Medhansh Seth holding a cube
Medhansh Seth holding a cube

Who is Medhansh Seth?

"The world is prettier when you realise how small your problems are"

Medhansh Seth doing photography.
Medhansh Seth doing photography.

I’m Medhansh Seth — an 18-year-old founder, author, athlete, and FICCI director from New Delhi.

I founded AceCubing to help students build focus, patience, discipline, and problem-solving skills through Rubik’s Cube training and mental sports. What began as my own journey as a competitive speedcuber has grown into a skill-based learning platform through which I have taught and mentored 600+ students across online courses, workshops, and school programs.

I am also the author of Surrogate Entrepreneur and the founder of Youth Cognitive Mission, a youth-led initiative focused on rebuilding attention, boredom tolerance, deep thinking, and offline cognitive habits in the screen-first generation.

My work sits at the intersection of entrepreneurship, education, focus, mental sports, and youth development — with one simple belief: young people do not lack potential; they need better systems to build skill, confidence, and original thinking.

I started AceCubing as a simple idea: take something I was really good at – the Rubik’s Cube – and use it to teach kids discipline, focus, and pattern-thinking.

What began with a few students turned into workshops, online batches, mosaics, events, and 600+ students. I learned how to send invoices, handle customers, fix a broken website, run ads that sometimes totally fail, and build a tiny brand that people actually remember.

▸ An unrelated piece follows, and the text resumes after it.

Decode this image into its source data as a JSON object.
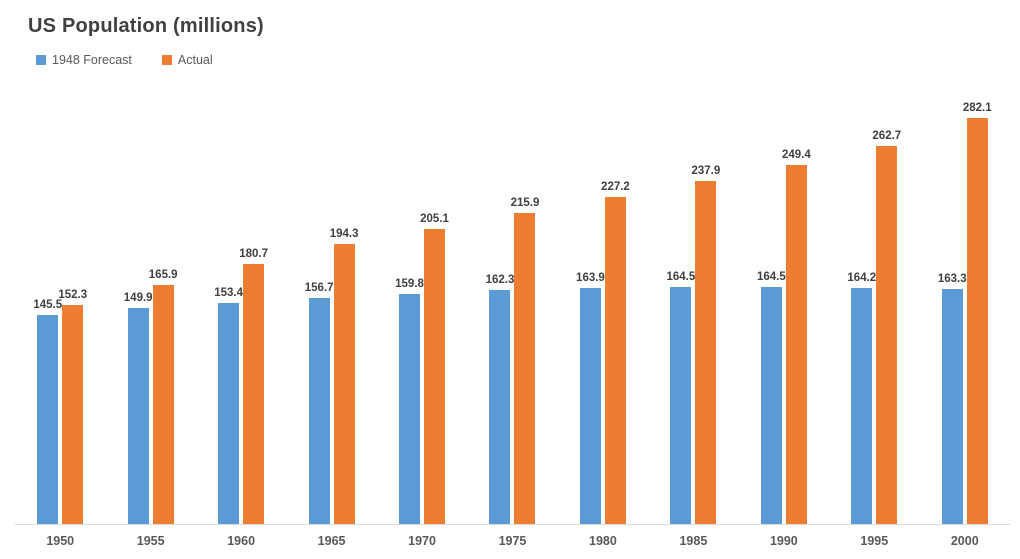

Speedcubing sounds like a random niche, but it taught me almost everything about startups: repetition, feedback loops, small optimisations, data, and how to keep going when you’re stuck on the same problem for hours.

Medhansh Seth working at his own startup
Medhansh Seth working at his own startup

My “business education” didn’t start with a textbook. It started in the backseat of cars and in the corners of conference rooms.

I grew up tagging along with my dad to meetings, trade fairs, and factory visits. I watched him build a company from scratch – the long drives, the pressure, the small wins, the months when nothing seemed to move. Those trips made one thing very clear: entrepreneurship is not the glossy, 60-second reel version we see online. It’s exciting, yes, but it’s also confusing, political, tiring, and deeply personal.